Диана вздрагивает и смотрит в мою сторону: молча, бессмысленно, словно не видит и не узнаёт. Проходит мгновение, другое, пока её взгляд не проясняется.

– Чел, ты такой трусишка.

Слова Дианы тяжестью повисают на шее, и я неохотно выхожу из каменного лабиринта, приближаюсь к краю вершины. Нутро сковывает от ужаса, волосы встают дыбом.

Мы на чёрт-те какой высоте. Посмотрите сами: ледовая тропинка тянется бесконечно вниз, и вниз, и вниз – и без вести пропадает в хмари карьера.

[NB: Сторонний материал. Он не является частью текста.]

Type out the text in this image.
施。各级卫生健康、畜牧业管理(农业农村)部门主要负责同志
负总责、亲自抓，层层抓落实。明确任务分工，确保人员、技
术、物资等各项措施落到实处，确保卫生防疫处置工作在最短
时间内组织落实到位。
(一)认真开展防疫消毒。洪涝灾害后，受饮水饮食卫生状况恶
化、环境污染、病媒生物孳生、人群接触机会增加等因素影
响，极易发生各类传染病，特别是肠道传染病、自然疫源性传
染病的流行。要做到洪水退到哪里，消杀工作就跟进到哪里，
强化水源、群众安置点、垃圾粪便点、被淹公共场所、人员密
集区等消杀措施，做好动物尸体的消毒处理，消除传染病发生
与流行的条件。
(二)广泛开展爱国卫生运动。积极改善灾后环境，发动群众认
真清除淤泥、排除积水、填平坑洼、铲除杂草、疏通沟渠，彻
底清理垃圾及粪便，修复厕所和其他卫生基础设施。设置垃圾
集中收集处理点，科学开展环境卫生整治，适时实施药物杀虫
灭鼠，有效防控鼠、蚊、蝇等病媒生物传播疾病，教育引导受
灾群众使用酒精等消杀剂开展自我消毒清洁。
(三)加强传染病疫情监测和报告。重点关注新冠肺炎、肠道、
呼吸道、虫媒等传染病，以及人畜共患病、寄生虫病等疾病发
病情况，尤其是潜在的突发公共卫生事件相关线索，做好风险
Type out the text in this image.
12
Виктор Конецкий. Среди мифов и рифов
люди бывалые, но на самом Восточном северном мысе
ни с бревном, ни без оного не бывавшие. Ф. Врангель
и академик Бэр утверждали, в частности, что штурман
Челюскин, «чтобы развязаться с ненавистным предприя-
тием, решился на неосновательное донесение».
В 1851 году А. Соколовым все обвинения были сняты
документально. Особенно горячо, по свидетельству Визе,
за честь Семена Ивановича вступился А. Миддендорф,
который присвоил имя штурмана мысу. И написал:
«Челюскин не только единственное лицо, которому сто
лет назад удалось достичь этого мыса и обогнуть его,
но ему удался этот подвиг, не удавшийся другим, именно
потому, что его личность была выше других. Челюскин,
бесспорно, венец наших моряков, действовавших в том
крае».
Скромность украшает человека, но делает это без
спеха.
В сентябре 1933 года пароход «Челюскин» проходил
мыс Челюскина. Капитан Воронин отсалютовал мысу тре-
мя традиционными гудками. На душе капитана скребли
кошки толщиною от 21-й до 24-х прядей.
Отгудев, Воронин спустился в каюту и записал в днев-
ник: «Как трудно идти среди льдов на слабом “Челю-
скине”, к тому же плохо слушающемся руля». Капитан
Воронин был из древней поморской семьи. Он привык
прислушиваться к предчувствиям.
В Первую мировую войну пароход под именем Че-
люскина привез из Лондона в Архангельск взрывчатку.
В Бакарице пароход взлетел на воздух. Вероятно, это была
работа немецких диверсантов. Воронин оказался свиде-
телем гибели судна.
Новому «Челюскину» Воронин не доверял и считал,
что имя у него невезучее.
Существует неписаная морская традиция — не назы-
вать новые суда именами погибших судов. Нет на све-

Не знаю, как вели себя древние люди в оригинальном обряде, но более идиотского способа доказать языческим богам, что ты смел и достоин небесной помощи, не придумаешь.

Я закрываю глаза, считаю до шести и снова опускаю взгляд. Ничего не меняется: страх всё так же парализует меня и всё так же под ногами разверзается мёрзлая пропасть. Садишься и едешь. Ничего сложного. Абсолютно.

Я стаскиваю с плеча ремень ледянки и плюхаю её в снег. На большее сил нет, если вдруг не появится щепотка той самой храбрости, которую требовали с наших предков древние боги.